By David Smiley
Miami Herald
MIAMI — A controversial solution employed by Miami’s mayor to solve a financial crisis that greeted him as he took office eight years ago may turn around to bite him on the way out the door.
During his first year as mayor, Tomás Regalado filled a roughly $100 million hole in the city’s budget by pushing city commissioners to unilaterally slash pay and benefits for thousands of employees. Using a state statute known as “financial urgency,” the city opened collective bargaining agreements to make the cuts despite union opposition, spawning a wave of retirements and lawsuits seeking to overturn the cuts.
Lawsuits that the employees are suddenly winning.
Now, with just weeks left in Regalado’s tenure and with his children running for political office, Miami’s unions are waiting to learn just how much back pay and benefits they’re owed after a state commission ruled in favor of the Fraternal Order of Police last week. In the meantime, they’re lashing out at the mayor and his final, legacy-setting initiative: the Miami Forever general obligation bond.
“Regalado has the audacity to make commercials pushing for a $400 million bond for things like future flood prevention while city taxpayers are currently on the hook for hundreds of millions of dollars of first responders’ benefits,” Edward Lugo, president of the Fraternal Order of Police, said during a press conference Monday.
Florida’s Public Employee Relations Commission has yet to decide a back-pay figure. But citing projections by a union-hired economist, Lugo estimates the city owes its public safety unions more than $200 million in wages and benefits after the courts determined their contract should be restored to the agreement in place in 2010 on the day before the city’s cuts.
In March, S&P Global Ratings noted that Miami can finance a large lump-sum judgment in a worst-case scenario. But Freddy Delgado, Miami’s firefighter union chief, said such a decision would compound were voters to pass Regalado’s Miami Forever bond — a direct attack on the mayor’s promise that his bond proposal won’t result in higher tax bills.
“They’re going to have to pay us this money,” Delgado said. “They sell these bonds and then they can’t put bonds out there again without raising taxes.”
Regalado, during his own press conference, called the $200 million number a “figure of [the unions’] imagination.” The city’s administration released a statement that said “the actions taken in 2010 were necessary to prevent a financial meltdown of the City of Miami. We don’t agree with the Fraternal Order of Police’s statement and we will continue to explore all legal options.”
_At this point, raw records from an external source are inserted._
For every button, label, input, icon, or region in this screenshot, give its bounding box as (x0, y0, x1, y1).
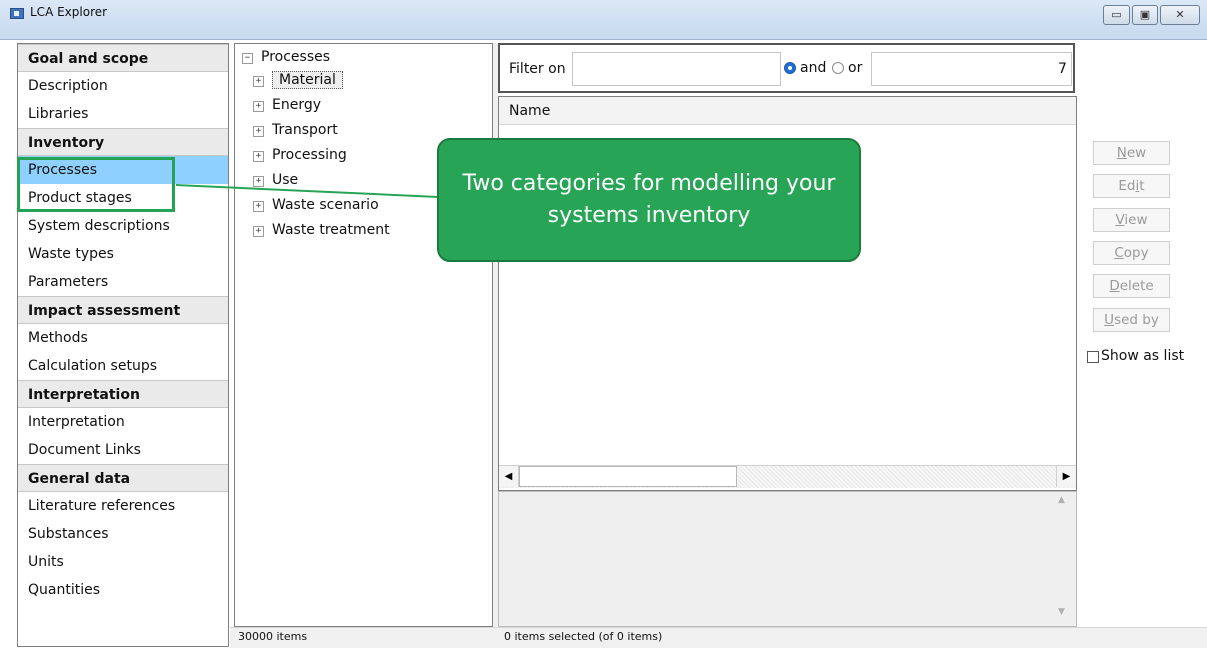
expand-icon[interactable]: + (253, 201, 264, 212)
tree-root[interactable]: − Processes (242, 46, 330, 68)
sidebar-item-calculation-setups[interactable]: Calculation setups (18, 352, 228, 380)
sidebar-item-substances[interactable]: Substances (18, 520, 228, 548)
view-button[interactable]: View (1093, 208, 1170, 232)
tree-item-label: Waste treatment (272, 222, 390, 238)
tree-root-label: Processes (261, 49, 331, 65)
new-button[interactable]: New (1093, 141, 1170, 165)
second-filter-input[interactable] (871, 52, 1072, 86)
used-by-button[interactable]: Used by (1093, 308, 1170, 332)
sidebar-item-document-links[interactable]: Document Links (18, 436, 228, 464)
sidebar-item-processes[interactable]: Processes (18, 156, 228, 184)
sidebar-items: Goal and scope Description Libraries Invent… (18, 44, 228, 644)
and-radio[interactable] (784, 62, 796, 74)
collapse-icon[interactable]: − (242, 53, 253, 64)
tree-item-transport[interactable]: + Transport (253, 119, 338, 141)
title-bar (0, 0, 1207, 40)
edit-button[interactable]: Edit (1093, 174, 1170, 198)
expand-icon[interactable]: + (253, 151, 264, 162)
second-filter-value: 7 (1058, 61, 1067, 77)
sidebar-item-waste-types[interactable]: Waste types (18, 240, 228, 268)
expand-icon[interactable]: + (253, 176, 264, 187)
expand-icon[interactable]: + (253, 126, 264, 137)
tree-item-label: Processing (272, 147, 347, 163)
process-tree: − Processes + Material + Energy + Transport + Pr… (234, 43, 493, 627)
expand-icon[interactable]: + (253, 76, 264, 87)
sidebar-item-units[interactable]: Units (18, 548, 228, 576)
callout-text: Two categories for modelling your system… (462, 171, 836, 228)
and-label: and (800, 60, 827, 76)
sidebar-section-header: Goal and scope (18, 44, 228, 72)
tree-item-waste-treatment[interactable]: + Waste treatment (253, 219, 390, 241)
tree-item-count: 30000 items (238, 630, 308, 643)
delete-button[interactable]: Delete (1093, 274, 1170, 298)
tree-item-label: Material (272, 71, 343, 89)
sidebar-item-system-descriptions[interactable]: System descriptions (18, 212, 228, 240)
tree-item-material[interactable]: + Material (253, 69, 343, 91)
copy-button[interactable]: Copy (1093, 241, 1170, 265)
show-as-list-checkbox[interactable] (1087, 351, 1099, 363)
sidebar-item-interpretation[interactable]: Interpretation (18, 408, 228, 436)
tree-item-label: Transport (272, 122, 338, 138)
scroll-up-icon[interactable]: ▲ (1058, 495, 1065, 505)
details-pane (498, 491, 1077, 627)
maximize-button[interactable]: ▣ (1132, 5, 1158, 25)
sidebar-section-header: Interpretation (18, 380, 228, 408)
tree-item-processing[interactable]: + Processing (253, 144, 347, 166)
selection-status: 0 items selected (of 0 items) (504, 630, 663, 643)
expand-icon[interactable]: + (253, 101, 264, 112)
tree-item-energy[interactable]: + Energy (253, 94, 321, 116)
or-radio[interactable] (832, 62, 844, 74)
scroll-left-icon[interactable]: ◀ (499, 466, 519, 487)
column-header-name[interactable]: Name (509, 103, 550, 119)
status-bar (230, 627, 1207, 648)
sidebar-section-header: Inventory (18, 128, 228, 156)
sidebar-section-header: Impact assessment (18, 296, 228, 324)
expand-icon[interactable]: + (253, 226, 264, 237)
sidebar-item-literature-references[interactable]: Literature references (18, 492, 228, 520)
tree-item-label: Use (272, 172, 299, 188)
sidebar-item-description[interactable]: Description (18, 72, 228, 100)
window-title: LCA Explorer (30, 5, 108, 19)
scroll-down-icon[interactable]: ▼ (1058, 607, 1065, 617)
minimize-button[interactable]: ▭ (1103, 5, 1130, 25)
list-header (499, 97, 1076, 125)
tree-item-label: Waste scenario (272, 197, 379, 213)
sidebar-section-header: General data (18, 464, 228, 492)
callout: Two categories for modelling your system… (437, 138, 861, 262)
sidebar-item-methods[interactable]: Methods (18, 324, 228, 352)
scroll-right-icon[interactable]: ▶ (1056, 466, 1076, 487)
tree-item-use[interactable]: + Use (253, 169, 298, 191)
filter-label: Filter on (509, 61, 566, 77)
scrollbar-thumb[interactable] (519, 466, 737, 487)
or-label: or (848, 60, 863, 76)
sidebar-item-libraries[interactable]: Libraries (18, 100, 228, 128)
tree-item-label: Energy (272, 97, 322, 113)
sidebar-item-quantities[interactable]: Quantities (18, 576, 228, 604)
sidebar-item-parameters[interactable]: Parameters (18, 268, 228, 296)
filter-input[interactable] (572, 52, 781, 86)
close-button[interactable]: ✕ (1160, 5, 1200, 25)
app-icon (10, 8, 24, 19)
show-as-list-label: Show as list (1101, 348, 1185, 364)
sidebar-item-product-stages[interactable]: Product stages (18, 184, 228, 212)
tree-item-waste-scenario[interactable]: + Waste scenario (253, 194, 379, 216)
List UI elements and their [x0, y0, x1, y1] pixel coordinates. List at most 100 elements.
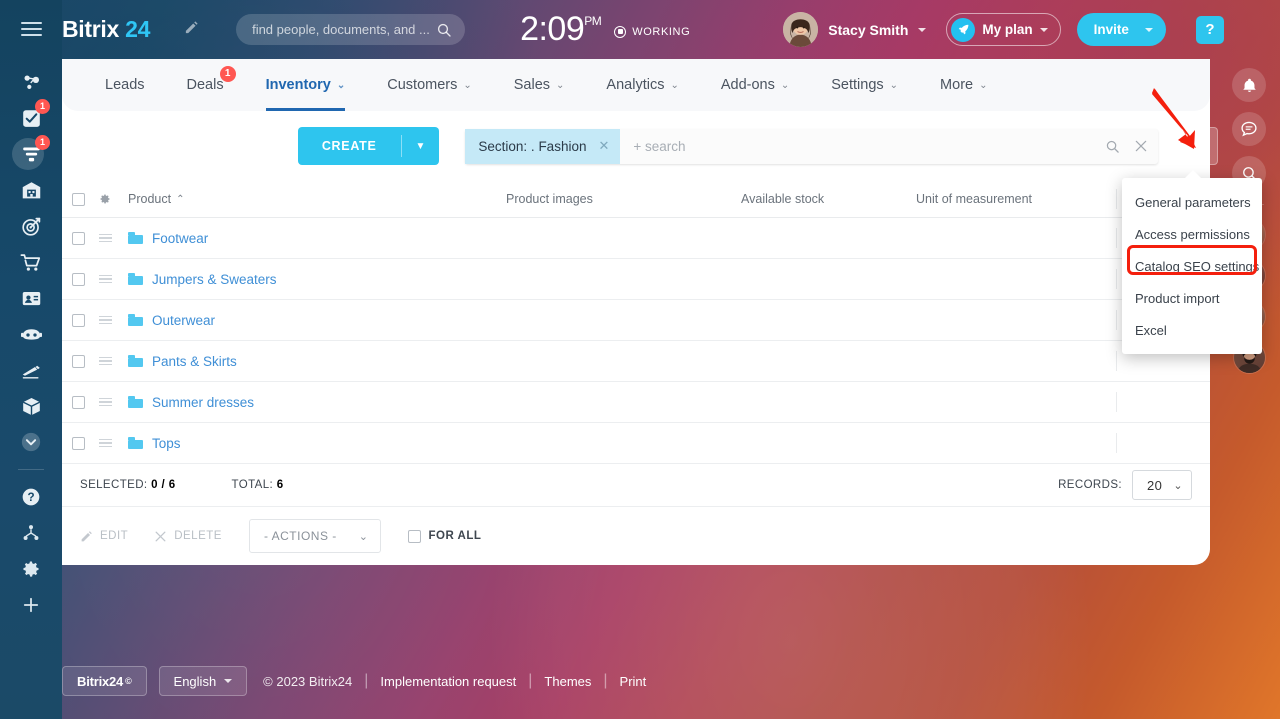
- sidebar-item-contact-center[interactable]: [0, 280, 62, 316]
- pencil-icon: [184, 20, 199, 35]
- app-root: 1 1: [0, 0, 1280, 719]
- row-select-cell[interactable]: [62, 355, 94, 368]
- work-status[interactable]: WORKING: [614, 26, 690, 38]
- actions-select[interactable]: - ACTIONS - ⌄: [249, 519, 381, 553]
- for-all-checkbox[interactable]: [408, 530, 421, 543]
- row-checkbox[interactable]: [72, 355, 85, 368]
- sidebar-item-tasks[interactable]: 1: [0, 100, 62, 136]
- sidebar-item-marketing[interactable]: [0, 208, 62, 244]
- tab-deals[interactable]: 1 Deals: [166, 59, 245, 111]
- notifications-button[interactable]: [1232, 68, 1266, 102]
- filter-chip-section[interactable]: Section: . Fashion ✕: [465, 129, 620, 164]
- menu-toggle-area[interactable]: [0, 0, 62, 59]
- column-header-product[interactable]: Product ⌃: [116, 192, 506, 206]
- table-row[interactable]: Summer dresses: [62, 382, 1210, 423]
- grid-settings-button[interactable]: [94, 193, 116, 205]
- tab-addons[interactable]: Add-ons ⌄: [700, 59, 810, 111]
- select-all-cell[interactable]: [62, 193, 94, 206]
- sidebar-item-inventory[interactable]: [0, 388, 62, 424]
- filter-search-placeholder[interactable]: + search: [633, 139, 1105, 154]
- my-plan-button[interactable]: My plan: [946, 13, 1060, 46]
- sidebar-item-add[interactable]: [0, 587, 62, 623]
- column-header-available-stock[interactable]: Available stock: [741, 192, 916, 206]
- user-menu[interactable]: Stacy Smith: [783, 12, 926, 47]
- row-select-cell[interactable]: [62, 273, 94, 286]
- sidebar-item-sitemap[interactable]: [0, 515, 62, 551]
- row-product-link[interactable]: Outerwear: [152, 313, 215, 328]
- menu-item-product-import[interactable]: Product import: [1122, 282, 1262, 314]
- row-checkbox[interactable]: [72, 396, 85, 409]
- row-drag-handle[interactable]: [94, 396, 116, 409]
- sidebar-item-more[interactable]: [0, 424, 62, 460]
- for-all-toggle[interactable]: FOR ALL: [408, 530, 482, 543]
- edit-pencil-icon[interactable]: [184, 20, 199, 40]
- row-product-link[interactable]: Jumpers & Sweaters: [152, 272, 277, 287]
- favorite-star-icon[interactable]: ☆: [248, 135, 265, 158]
- tab-analytics[interactable]: Analytics ⌄: [585, 59, 699, 111]
- row-checkbox[interactable]: [72, 232, 85, 245]
- sidebar-item-automation[interactable]: [0, 316, 62, 352]
- row-checkbox[interactable]: [72, 273, 85, 286]
- search-icon[interactable]: [1105, 139, 1120, 154]
- brand-logo[interactable]: Bitrix 24: [62, 16, 150, 43]
- row-select-cell[interactable]: [62, 232, 94, 245]
- column-header-product-images[interactable]: Product images: [506, 192, 741, 206]
- row-select-cell[interactable]: [62, 314, 94, 327]
- row-product-link[interactable]: Footwear: [152, 231, 208, 246]
- table-row[interactable]: Footwear: [62, 218, 1210, 259]
- footer-brand-button[interactable]: Bitrix24 ©: [62, 666, 147, 696]
- user-name: Stacy Smith: [828, 22, 908, 38]
- invite-button[interactable]: Invite: [1077, 13, 1166, 46]
- row-product-link[interactable]: Tops: [152, 436, 181, 451]
- table-row[interactable]: Outerwear: [62, 300, 1210, 341]
- row-product-link[interactable]: Pants & Skirts: [152, 354, 237, 369]
- sidebar-item-activity-stream[interactable]: [0, 64, 62, 100]
- select-all-checkbox[interactable]: [72, 193, 85, 206]
- column-header-unit-of-measurement[interactable]: Unit of measurement: [916, 192, 1116, 206]
- global-search-input[interactable]: find people, documents, and ...: [236, 14, 465, 45]
- row-checkbox[interactable]: [72, 437, 85, 450]
- row-drag-handle[interactable]: [94, 232, 116, 245]
- hamburger-menu-icon[interactable]: [21, 22, 42, 37]
- edit-button[interactable]: EDIT: [80, 530, 128, 543]
- row-select-cell[interactable]: [62, 396, 94, 409]
- footer-language-select[interactable]: English: [159, 666, 248, 696]
- table-row[interactable]: Tops: [62, 423, 1210, 464]
- filter-bar[interactable]: Section: . Fashion ✕ + search: [465, 129, 1158, 164]
- tab-settings[interactable]: Settings ⌄: [810, 59, 919, 111]
- table-row[interactable]: Jumpers & Sweaters: [62, 259, 1210, 300]
- tab-sales[interactable]: Sales ⌄: [493, 59, 586, 111]
- tab-leads[interactable]: Leads: [84, 59, 166, 111]
- chevron-down-icon[interactable]: ▼: [402, 141, 440, 152]
- menu-item-access-permissions[interactable]: Access permissions: [1122, 218, 1262, 250]
- row-product-link[interactable]: Summer dresses: [152, 395, 254, 410]
- sidebar-item-help[interactable]: ?: [0, 479, 62, 515]
- close-icon[interactable]: [1134, 139, 1148, 153]
- close-icon[interactable]: ✕: [598, 138, 609, 154]
- row-drag-handle[interactable]: [94, 355, 116, 368]
- footer-link-themes[interactable]: Themes: [544, 674, 591, 689]
- create-button[interactable]: CREATE ▼: [298, 127, 440, 165]
- tab-inventory[interactable]: Inventory ⌄: [245, 59, 367, 111]
- table-row[interactable]: Pants & Skirts: [62, 341, 1210, 382]
- footer-link-print[interactable]: Print: [620, 674, 647, 689]
- chat-button[interactable]: [1232, 112, 1266, 146]
- sidebar-item-crm[interactable]: 1: [0, 136, 62, 172]
- sidebar-item-online-store[interactable]: [0, 244, 62, 280]
- sidebar-item-settings[interactable]: [0, 551, 62, 587]
- footer-link-implementation-request[interactable]: Implementation request: [380, 674, 516, 689]
- tab-customers[interactable]: Customers ⌄: [366, 59, 493, 111]
- row-select-cell[interactable]: [62, 437, 94, 450]
- sidebar-item-sign[interactable]: [0, 352, 62, 388]
- sidebar-item-company[interactable]: [0, 172, 62, 208]
- delete-button[interactable]: DELETE: [154, 530, 222, 543]
- row-drag-handle[interactable]: [94, 314, 116, 327]
- menu-item-excel[interactable]: Excel: [1122, 314, 1262, 346]
- row-drag-handle[interactable]: [94, 273, 116, 286]
- tab-more[interactable]: More ⌄: [919, 59, 1008, 111]
- row-drag-handle[interactable]: [94, 437, 116, 450]
- menu-item-general-parameters[interactable]: General parameters: [1122, 186, 1262, 218]
- records-per-page-select[interactable]: 20 ⌄: [1132, 470, 1192, 500]
- row-checkbox[interactable]: [72, 314, 85, 327]
- menu-item-catalog-seo-settings[interactable]: Catalog SEO settings: [1122, 250, 1262, 282]
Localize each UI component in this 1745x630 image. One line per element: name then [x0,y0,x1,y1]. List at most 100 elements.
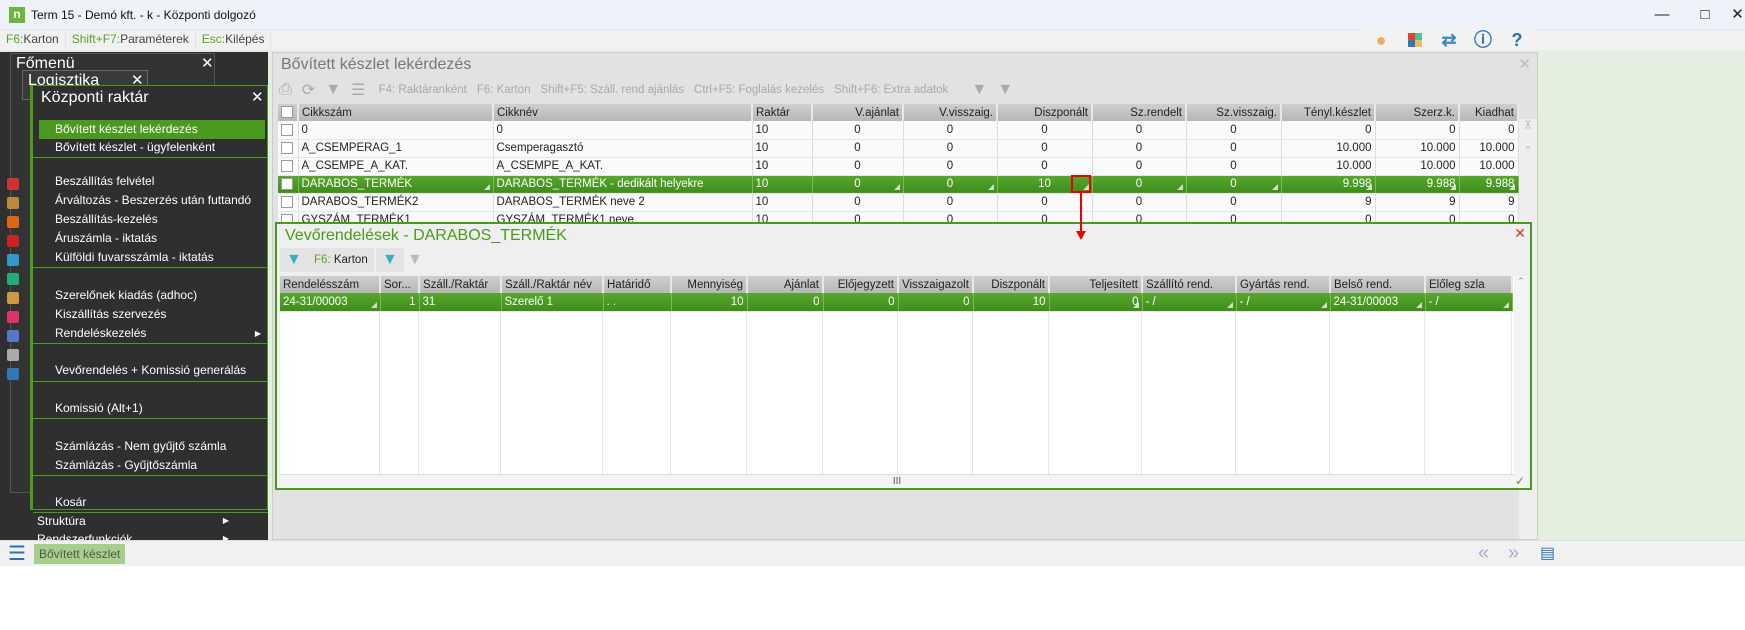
menu-item[interactable]: Beszállítás-kezelés [39,210,265,229]
column-header[interactable]: Határidő [603,276,672,293]
menu-item[interactable]: Beszállítás felvétel [39,172,265,191]
toolbar-action[interactable]: F4: Raktáranként [379,84,467,96]
column-header[interactable]: Diszponált [997,104,1093,121]
column-header[interactable]: Cikkszám [298,104,494,121]
table-row[interactable]: DARABOS_TERMÉK2 DARABOS_TERMÉK neve 2 10 0 0… [278,193,1519,212]
document-icon[interactable]: ▤ [1540,543,1555,563]
column-header[interactable]: Tényl.készlet [1281,104,1376,121]
column-header[interactable]: Szállító rend. [1142,276,1237,293]
filter-icon[interactable]: ▼ [325,81,341,99]
refresh-icon[interactable]: ⟳ [302,80,315,100]
toolbar-action[interactable]: F6: Karton [477,84,531,96]
user-icon[interactable]: ● [1364,29,1398,51]
close-icon[interactable]: ✕ [1518,55,1531,73]
column-header[interactable]: Belső rend. [1330,276,1426,293]
column-header[interactable]: Teljesített [1049,276,1143,293]
swap-arrows-icon[interactable]: ⇄ [1432,29,1466,51]
table-row[interactable]: A_CSEMPE_A_KAT. A_CSEMPE_A_KAT. 10 0 0 0 0 0 10.… [278,157,1519,176]
column-header[interactable]: Sz.visszaig. [1186,104,1282,121]
column-header[interactable]: Raktár [752,104,813,121]
filter-columns-icon[interactable]: ▼ [971,81,987,99]
column-header[interactable]: Szerz.k. [1375,104,1460,121]
table-cell: 0 [997,121,1093,140]
horizontal-scrollbar[interactable]: III [280,474,1514,488]
table-row[interactable]: 0 0 10 0 0 0 0 0 0 0 0 [278,121,1519,140]
minimize-button[interactable]: — [1644,4,1680,26]
row-checkbox[interactable] [278,157,299,176]
column-header[interactable]: Sor... [380,276,420,293]
karton-button[interactable]: F6: Karton [308,248,374,272]
column-header[interactable]: V.ajánlat [812,104,904,121]
table-cell: 10 [752,175,813,194]
table-row[interactable]: A_CSEMPERAG_1 Csemperagasztó 10 0 0 0 0 0 10.000… [278,139,1519,158]
column-header[interactable]: Visszaigazolt [898,276,974,293]
filter-icon[interactable]: ▼ [280,248,308,272]
toolbar-action[interactable]: Ctrl+F5: Foglalás kezelés [694,84,824,96]
table-cell: 10 [752,139,813,158]
apps-grid-icon[interactable] [1398,29,1432,51]
menu-module-icon [7,254,19,266]
fkey-2[interactable]: Esc:Kilépés [196,30,272,50]
select-all-checkbox[interactable] [278,104,299,121]
row-checkbox[interactable] [278,193,299,212]
menu-item[interactable]: Vevőrendelés + Komissió generálás [39,361,265,380]
close-window-button[interactable]: ✕ [1730,4,1745,26]
close-icon[interactable]: ✕ [251,88,264,106]
column-header[interactable]: Cikknév [493,104,753,121]
column-header[interactable]: V.visszaig. [903,104,998,121]
column-header[interactable]: Rendelésszám [280,276,381,293]
menu-item[interactable]: Számlázás - Nem gyűjtő számla [39,437,265,456]
menu-item[interactable]: Bővített készlet lekérdezés [39,120,265,139]
list-icon[interactable]: ☰ [351,80,365,100]
column-header[interactable]: Diszponált [973,276,1050,293]
table-cell: 9 [1375,193,1460,212]
confirm-check-icon[interactable]: ✓ [1515,474,1525,488]
column-header[interactable]: Száll./Raktár név [501,276,604,293]
table-cell: - / [1142,293,1237,312]
fkey-1[interactable]: Shift+F7:Paraméterek [66,30,196,50]
next-icon[interactable]: » [1508,542,1519,565]
menu-item-struktura[interactable]: Struktúra ▶ [11,512,231,530]
menu-item[interactable]: Komissió (Alt+1) [39,399,265,418]
close-icon[interactable]: ✕ [201,54,214,72]
filter-columns-icon[interactable]: ▼ [376,248,404,272]
row-checkbox[interactable] [278,175,299,194]
menu-item[interactable]: Szerelőnek kiadás (adhoc) [39,286,265,305]
toolbar-action[interactable]: Shift+F6: Extra adatok [834,84,948,96]
open-tab[interactable]: Bővített készlet [34,544,126,564]
row-checkbox[interactable] [278,139,299,158]
row-checkbox[interactable] [278,121,299,140]
maximize-button[interactable]: □ [1687,4,1723,26]
hamburger-menu-icon[interactable]: ☰ [8,544,26,564]
menu-item[interactable]: Bővített készlet - ügyfelenként [39,138,265,157]
menu-item[interactable]: Rendeléskezelés ▶ [39,324,265,343]
previous-icon[interactable]: « [1478,542,1489,565]
table-cell: 24-31/00003 [280,293,381,312]
column-header[interactable]: Sz.rendelt [1092,104,1187,121]
menu-item[interactable]: Számlázás - Gyűjtőszámla [39,456,265,475]
fkey-0[interactable]: F6:Karton [0,30,66,50]
table-row[interactable]: DARABOS_TERMÉK DARABOS_TERMÉK - dedikált … [278,175,1519,194]
table-cell: 0 [1186,193,1282,212]
clear-filter-icon[interactable]: ▼ [401,248,429,272]
menu-item[interactable]: Kosár [39,493,265,512]
column-header[interactable]: Ajánlat [747,276,824,293]
column-header[interactable]: Előleg szla [1425,276,1513,293]
table-row[interactable]: 24-31/00003 1 31 Szerelő 1. . 10 0 0 0 10 0- / - /… [280,293,1513,312]
vertical-scrollbar[interactable]: ⌃ [1514,276,1528,488]
column-header[interactable]: Előjegyzett [823,276,899,293]
print-icon[interactable]: ⎙ [279,81,292,99]
column-header[interactable]: Száll./Raktár [419,276,502,293]
menu-item[interactable]: Kiszállítás szervezés [39,305,265,324]
menu-item[interactable]: Árváltozás - Beszerzés után futtandó [39,191,265,210]
toolbar-action[interactable]: Shift+F5: Száll. rend ajánlás [541,84,685,96]
help-icon[interactable]: ? [1500,29,1534,51]
column-header[interactable]: Kiadhat [1459,104,1519,121]
column-header[interactable]: Gyártás rend. [1236,276,1331,293]
info-icon[interactable]: ⓘ [1466,29,1500,51]
close-icon[interactable]: ✕ [1514,225,1526,242]
clear-filter-icon[interactable]: ▼ [997,81,1013,99]
menu-item[interactable]: Áruszámla - iktatás [39,229,265,248]
menu-item[interactable]: Külföldi fuvarsszámla - iktatás [39,248,265,267]
column-header[interactable]: Mennyiség [671,276,748,293]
Regalado said the city believes at best the unions are owed one year of back wages since new contracts were approved in 2011. He said claims that the bond will raise taxes are ignorant given that the language on the ballot guarantees that the initiative can’t push the portion of the rate dedicated to debt beyond what exists today.
“The $200 million is just in the mind of police union leaders. There’s no court of law, no state agency that has ever mentioned a number,” he said.
The unions say they’re going at Regalado because the city’s administration refuses to talk settlement. But they’re also blasting away just two weeks from election day. And with Tomas N. “Tommy” Regalado running for Miami’s District 3 commission seat, the city’s police and firefighters are supporting his toughest opponent, former mayor Joe Carollo.
By nailing one Tomás Regalado, they’re possibly hurting another.
The mayor, though, shrugged off any political consequences Monday. He said Miami’s employees are better off today than they were seven years ago.
“Actually,” he said, “they might owe us money.”